Tuesday 3 May 2005

Another Harbinger of the Singularity

From the Bath University RepRap Project :
universal constructor is a machine that can replicate itself and - in addition - make other industrial products. Such a machine would have a number of interesting characteristics, such as being subject to Darwinian evolution, increasing in number exponentially, and being extremely low-cost.

The project described in these pages is working towards creating a universal constructor by using rapid prototyping, and then giving the results away free under the GNU General Public Licence to allow other investigators to work on the same idea. We are trying to prove the hypothesis: Rapid prototyping and direct writing technologies are sufficiently versatile to allow them to be used to make a von Neumann Universal Constructor.
More via The Speculist.
Recent research under my supervision at Bath has developed a new additional technique that allows electrical conductors to be simply and directly incorporated in rapid-prototyped components made on conventional RP machines. This permits complete mechanisms to be created that contain their own control chips, electric motors, and sensors, all without any need for printed circuits.

This prompts the intriguing idea that it should be possible to design an RP machine that is capable of making nearly all its own component parts.
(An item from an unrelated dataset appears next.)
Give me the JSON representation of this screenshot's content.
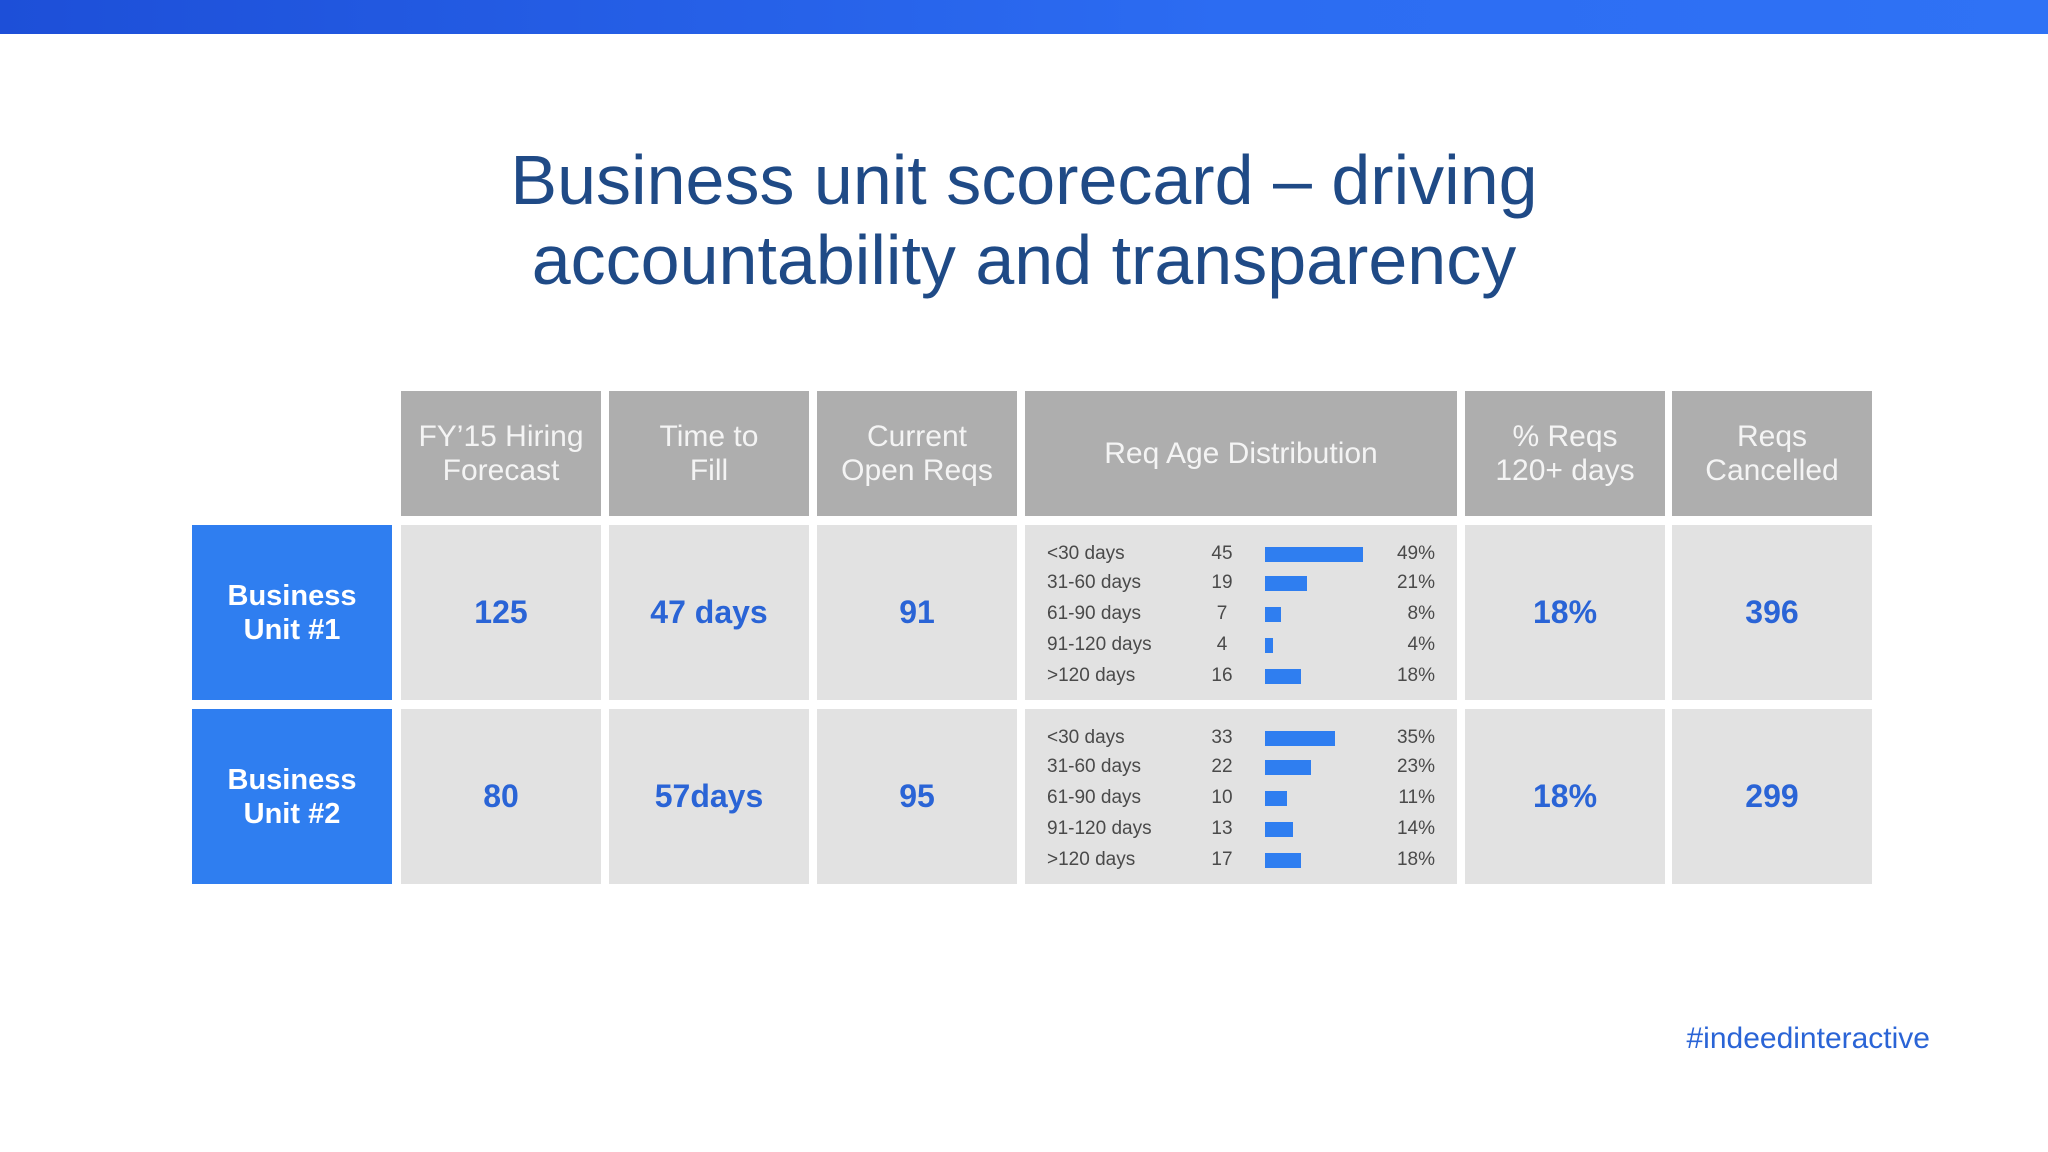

Such a machine would have a number of novel characteristics. For example, it does not matter how much the first machine costs. The second and all subsequent machines will only cost as much as their raw materials and their assembly.

Once a company (or an individual) had acquired one self-copying RP machine they could make any further number that they wanted for themselves or others. This could make RP economic as a production, as opposed to a prototyping, technology.
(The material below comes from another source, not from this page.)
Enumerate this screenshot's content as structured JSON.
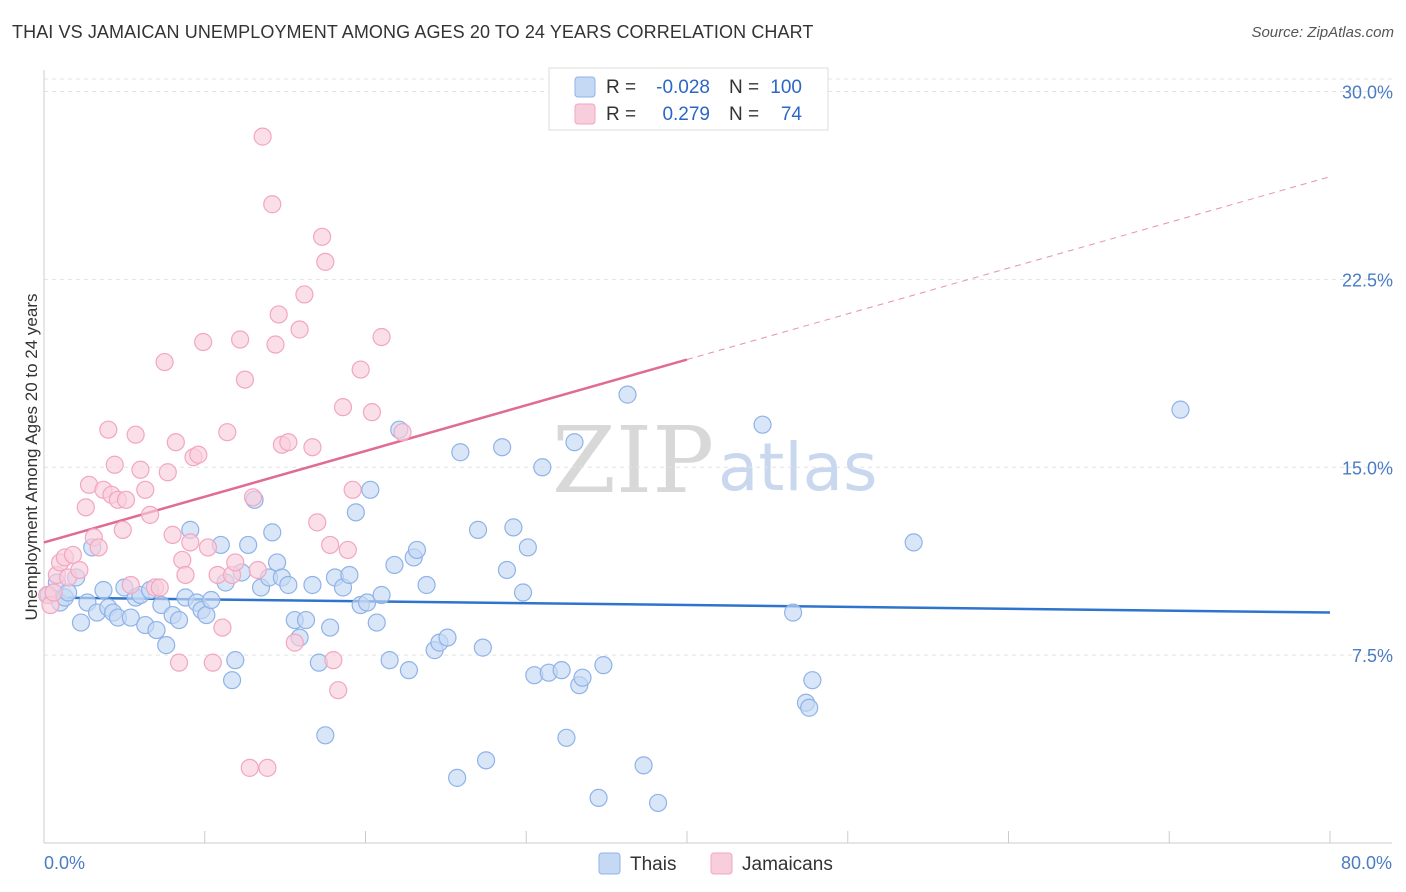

In addition to having the capacity to create wealth exponentially (within resource limits), a self-replicating RP machine will also be subject to artificial selection. This is because the CAD designs for the machine have to be supplied with it for it to copy itself. Most people will use those designs as they stand; a few people will improve them. Some improvements will be made public on the Internet and will therefore spread, coming to predominate over less-good earlier designs.
Rapid Prototyping - RP - machines have only been developed in the last few years. CAD/CAM (Computer Aided Design /Computer Aided Manufacture) systems have been in common use for two decades, as have the industrial robots they command. But those were large industrial plants. The systems referred to here are "3D Printers", instead of printing a flat image on a page, they "print" a solid object. Printed Brain
For example, the ZCorp 310, which "printed" the Brain model shown on the right :
Z Corporation’s proprietary software accepts solid models in STL, VRML and PLY file formats as input. ZPrint software features 3D viewing, text labeling, and scaling functionality. The software runs on Microsoft Windows* NT, 2000 Professional and XP Professional.
Not that long ago, a really good quality print could only be made by a large offset press or linotype machine. Now a few hunderd dollars will get you a colour laser printer that will do the same thing, and fits on a desktop.

The same thing is happening with MicroFactories. We're close to making ones that can replicate, and when that happens, the price becomes very low indeed. As they grow in sophistication, with the ability to make ever more complex objects, the world will change at least as much between 2005 and 2025 as it did between 1985 and 2005. Probably more, and possibly vastly more.

The Singularity is not something that will happen overnight, or even over a year or decade. It's something that will creep up on us, and may take a century or more to really get going. Just Signs and Portents so far, but with more to come in the next 5 years. I think by 2015 the process will be far more widely recognised than it is now.